With the primary campaign all over but the shouting, the latest Gallup poll shows just how much Mitt Romney has to make up for his party's having thrown its lot in with conservative religion. For while very religious voters support him by a 17-point margin, 54-37, the non-religious support President Obama by almost twice as much, 61-30. And those in the middle, the moderately religious, back the president by 14 points, 54-40. No wonder that the smart guys in the GOP are terrified of having social issues in the states get out in front of economic ones.
Interestingly, Obama has is doing no worse on the religion front since 2008. Then, he lost Protestants to John McCain 45-54; now he's down to Romney by just five points, 43-48. Then, he won Catholics by nine points, 54-45; now, he wins them over Romney by six points, 51-45. Very religious Catholics prefer Romney over Obama by just four points, 50-46. Evidently the Catholic bishops tub-thumping about an Obama "war on religion" seems to be swaying their most loyal customers not at all.
What of Romney's Evangelical Problem?
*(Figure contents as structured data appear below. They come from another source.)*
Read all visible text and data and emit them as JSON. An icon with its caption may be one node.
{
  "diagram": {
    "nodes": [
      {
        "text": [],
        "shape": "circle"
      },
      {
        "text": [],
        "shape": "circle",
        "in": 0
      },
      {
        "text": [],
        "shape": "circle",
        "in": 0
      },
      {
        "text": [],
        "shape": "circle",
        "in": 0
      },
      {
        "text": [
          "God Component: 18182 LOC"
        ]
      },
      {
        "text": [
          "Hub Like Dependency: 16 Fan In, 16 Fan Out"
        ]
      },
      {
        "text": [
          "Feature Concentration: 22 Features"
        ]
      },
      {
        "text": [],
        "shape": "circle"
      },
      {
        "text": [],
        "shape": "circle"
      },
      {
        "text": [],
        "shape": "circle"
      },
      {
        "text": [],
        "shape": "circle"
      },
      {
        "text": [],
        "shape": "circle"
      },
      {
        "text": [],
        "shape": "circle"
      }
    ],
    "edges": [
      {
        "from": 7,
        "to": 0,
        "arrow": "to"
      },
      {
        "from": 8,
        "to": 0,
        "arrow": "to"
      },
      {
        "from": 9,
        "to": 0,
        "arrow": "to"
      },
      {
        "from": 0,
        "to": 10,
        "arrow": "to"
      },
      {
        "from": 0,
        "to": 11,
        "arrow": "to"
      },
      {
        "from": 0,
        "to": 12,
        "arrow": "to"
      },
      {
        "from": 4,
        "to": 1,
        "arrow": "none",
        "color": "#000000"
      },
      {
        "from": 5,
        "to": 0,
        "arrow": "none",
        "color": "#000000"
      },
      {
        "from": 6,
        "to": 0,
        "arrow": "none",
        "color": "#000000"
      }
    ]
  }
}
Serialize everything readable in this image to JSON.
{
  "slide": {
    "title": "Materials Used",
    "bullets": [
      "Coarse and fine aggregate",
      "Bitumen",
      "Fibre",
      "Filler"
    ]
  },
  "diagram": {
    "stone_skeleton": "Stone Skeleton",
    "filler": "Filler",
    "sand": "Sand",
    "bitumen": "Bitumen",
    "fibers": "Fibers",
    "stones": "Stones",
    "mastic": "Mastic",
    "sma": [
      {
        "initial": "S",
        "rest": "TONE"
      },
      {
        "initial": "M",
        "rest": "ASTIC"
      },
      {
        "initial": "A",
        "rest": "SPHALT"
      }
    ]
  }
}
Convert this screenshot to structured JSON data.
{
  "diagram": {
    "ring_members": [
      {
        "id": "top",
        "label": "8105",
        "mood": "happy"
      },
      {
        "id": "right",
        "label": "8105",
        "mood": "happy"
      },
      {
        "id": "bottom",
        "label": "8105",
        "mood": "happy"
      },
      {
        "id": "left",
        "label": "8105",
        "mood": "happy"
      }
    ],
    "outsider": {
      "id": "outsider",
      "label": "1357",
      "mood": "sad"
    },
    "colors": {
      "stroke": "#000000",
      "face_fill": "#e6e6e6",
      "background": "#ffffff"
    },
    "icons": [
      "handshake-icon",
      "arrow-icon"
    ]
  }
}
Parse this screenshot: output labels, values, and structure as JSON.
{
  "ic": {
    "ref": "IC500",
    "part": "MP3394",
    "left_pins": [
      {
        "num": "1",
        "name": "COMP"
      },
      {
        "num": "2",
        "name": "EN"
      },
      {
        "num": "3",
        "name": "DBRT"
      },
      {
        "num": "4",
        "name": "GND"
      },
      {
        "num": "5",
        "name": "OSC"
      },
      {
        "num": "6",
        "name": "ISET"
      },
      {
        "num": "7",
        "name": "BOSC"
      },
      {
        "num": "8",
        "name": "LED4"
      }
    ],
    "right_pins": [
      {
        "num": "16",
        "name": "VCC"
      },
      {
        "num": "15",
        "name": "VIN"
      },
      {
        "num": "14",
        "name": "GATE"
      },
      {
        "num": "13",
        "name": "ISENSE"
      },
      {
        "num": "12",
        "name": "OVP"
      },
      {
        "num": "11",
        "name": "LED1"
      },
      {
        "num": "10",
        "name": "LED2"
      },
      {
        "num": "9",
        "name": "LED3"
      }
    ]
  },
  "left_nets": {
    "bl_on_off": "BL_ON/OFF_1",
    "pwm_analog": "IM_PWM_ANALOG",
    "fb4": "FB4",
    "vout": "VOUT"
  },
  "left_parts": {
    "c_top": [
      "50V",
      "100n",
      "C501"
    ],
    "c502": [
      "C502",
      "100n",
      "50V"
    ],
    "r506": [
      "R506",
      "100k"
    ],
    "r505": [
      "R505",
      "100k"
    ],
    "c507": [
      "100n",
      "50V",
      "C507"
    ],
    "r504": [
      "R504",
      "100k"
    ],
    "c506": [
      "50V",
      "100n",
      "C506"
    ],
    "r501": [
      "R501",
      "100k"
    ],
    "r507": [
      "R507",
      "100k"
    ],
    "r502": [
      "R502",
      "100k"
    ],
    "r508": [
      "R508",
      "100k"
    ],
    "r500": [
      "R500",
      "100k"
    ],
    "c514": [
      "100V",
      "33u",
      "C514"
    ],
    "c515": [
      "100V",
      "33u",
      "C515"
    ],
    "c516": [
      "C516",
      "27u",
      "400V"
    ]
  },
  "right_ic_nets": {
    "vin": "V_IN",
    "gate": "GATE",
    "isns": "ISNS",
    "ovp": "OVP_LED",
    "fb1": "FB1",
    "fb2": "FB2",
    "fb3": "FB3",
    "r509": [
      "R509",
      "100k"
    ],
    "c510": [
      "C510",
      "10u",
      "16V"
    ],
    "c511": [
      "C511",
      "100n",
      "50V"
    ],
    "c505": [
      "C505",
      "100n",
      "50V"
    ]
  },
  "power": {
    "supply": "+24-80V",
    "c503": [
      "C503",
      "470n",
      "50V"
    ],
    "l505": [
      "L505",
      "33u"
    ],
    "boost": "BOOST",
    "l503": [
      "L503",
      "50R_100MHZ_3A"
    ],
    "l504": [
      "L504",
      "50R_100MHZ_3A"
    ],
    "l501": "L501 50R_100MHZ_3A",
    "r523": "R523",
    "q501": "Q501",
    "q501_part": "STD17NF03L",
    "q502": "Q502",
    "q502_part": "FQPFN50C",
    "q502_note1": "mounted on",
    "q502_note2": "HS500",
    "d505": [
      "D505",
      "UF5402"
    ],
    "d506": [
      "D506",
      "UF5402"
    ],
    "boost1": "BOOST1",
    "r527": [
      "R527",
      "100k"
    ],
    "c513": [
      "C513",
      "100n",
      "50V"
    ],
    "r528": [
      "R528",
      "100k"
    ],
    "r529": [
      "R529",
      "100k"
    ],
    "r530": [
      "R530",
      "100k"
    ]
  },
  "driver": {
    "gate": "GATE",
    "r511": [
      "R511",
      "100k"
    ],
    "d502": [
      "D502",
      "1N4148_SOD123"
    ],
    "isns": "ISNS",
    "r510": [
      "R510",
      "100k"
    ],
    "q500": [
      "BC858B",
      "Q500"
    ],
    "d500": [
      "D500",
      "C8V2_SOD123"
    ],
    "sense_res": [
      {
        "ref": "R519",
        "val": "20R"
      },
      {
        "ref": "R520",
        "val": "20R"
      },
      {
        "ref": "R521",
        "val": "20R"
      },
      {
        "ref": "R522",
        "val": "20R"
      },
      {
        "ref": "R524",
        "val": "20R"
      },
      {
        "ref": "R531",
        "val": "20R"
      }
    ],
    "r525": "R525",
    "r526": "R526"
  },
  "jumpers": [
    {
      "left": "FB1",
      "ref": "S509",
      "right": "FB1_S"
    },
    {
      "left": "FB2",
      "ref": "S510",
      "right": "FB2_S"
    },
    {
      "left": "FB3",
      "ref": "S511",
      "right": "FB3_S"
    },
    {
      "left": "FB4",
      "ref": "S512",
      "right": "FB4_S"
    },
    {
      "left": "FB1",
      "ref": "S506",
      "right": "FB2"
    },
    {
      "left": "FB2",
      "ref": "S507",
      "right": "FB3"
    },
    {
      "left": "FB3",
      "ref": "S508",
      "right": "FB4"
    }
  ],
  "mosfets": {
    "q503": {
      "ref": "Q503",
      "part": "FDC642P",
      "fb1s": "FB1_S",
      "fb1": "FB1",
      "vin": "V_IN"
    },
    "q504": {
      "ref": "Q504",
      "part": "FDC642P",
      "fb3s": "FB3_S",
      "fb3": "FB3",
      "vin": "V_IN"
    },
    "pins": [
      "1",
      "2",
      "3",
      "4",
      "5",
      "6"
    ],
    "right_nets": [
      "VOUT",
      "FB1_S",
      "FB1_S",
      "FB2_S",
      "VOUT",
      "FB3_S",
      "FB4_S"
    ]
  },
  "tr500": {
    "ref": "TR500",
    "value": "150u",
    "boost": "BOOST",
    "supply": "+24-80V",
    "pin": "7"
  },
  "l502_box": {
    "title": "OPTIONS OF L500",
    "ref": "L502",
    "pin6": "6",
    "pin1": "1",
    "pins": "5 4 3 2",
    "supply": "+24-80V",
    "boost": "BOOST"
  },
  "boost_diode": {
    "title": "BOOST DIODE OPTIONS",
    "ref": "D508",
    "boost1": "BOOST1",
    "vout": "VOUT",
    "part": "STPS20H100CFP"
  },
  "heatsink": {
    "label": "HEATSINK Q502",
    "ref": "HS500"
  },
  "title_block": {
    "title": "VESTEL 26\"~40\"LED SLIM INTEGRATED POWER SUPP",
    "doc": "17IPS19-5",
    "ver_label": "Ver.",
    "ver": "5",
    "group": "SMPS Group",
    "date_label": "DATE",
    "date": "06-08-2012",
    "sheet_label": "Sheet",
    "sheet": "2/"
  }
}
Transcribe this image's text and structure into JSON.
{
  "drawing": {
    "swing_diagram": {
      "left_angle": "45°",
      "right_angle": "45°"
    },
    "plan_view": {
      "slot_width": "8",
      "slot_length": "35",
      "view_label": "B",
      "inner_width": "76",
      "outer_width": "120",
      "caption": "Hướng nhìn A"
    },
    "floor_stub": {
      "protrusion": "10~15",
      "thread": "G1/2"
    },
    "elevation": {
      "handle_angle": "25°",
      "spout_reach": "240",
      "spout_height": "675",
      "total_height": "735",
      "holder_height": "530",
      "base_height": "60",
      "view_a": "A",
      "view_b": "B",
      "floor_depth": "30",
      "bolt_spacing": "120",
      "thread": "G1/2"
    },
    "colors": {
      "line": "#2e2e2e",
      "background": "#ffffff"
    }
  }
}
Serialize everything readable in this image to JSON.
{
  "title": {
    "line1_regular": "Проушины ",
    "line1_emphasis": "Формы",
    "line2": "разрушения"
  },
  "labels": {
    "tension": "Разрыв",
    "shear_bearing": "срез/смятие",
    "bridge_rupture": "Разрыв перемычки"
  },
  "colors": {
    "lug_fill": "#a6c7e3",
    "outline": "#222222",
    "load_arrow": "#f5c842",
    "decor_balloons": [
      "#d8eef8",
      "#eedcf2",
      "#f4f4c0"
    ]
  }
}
Gallup suggests that he does indeed have one. For where the Mormon GOP Nominee Presumptive draws the same amount of Catholic support as McCain won (45 percent), his support among Protestants is six points less (48/54)--and 10 points less (64/74) among "very religious non-Hispanic white Protestants"--those Gallup considers equivalent to white evangelicals. Romney's problem, then, is that even as he seeks to move to the middle to garner some of the less religious, he's going to have to work hard to solidify his so-called evangelical base.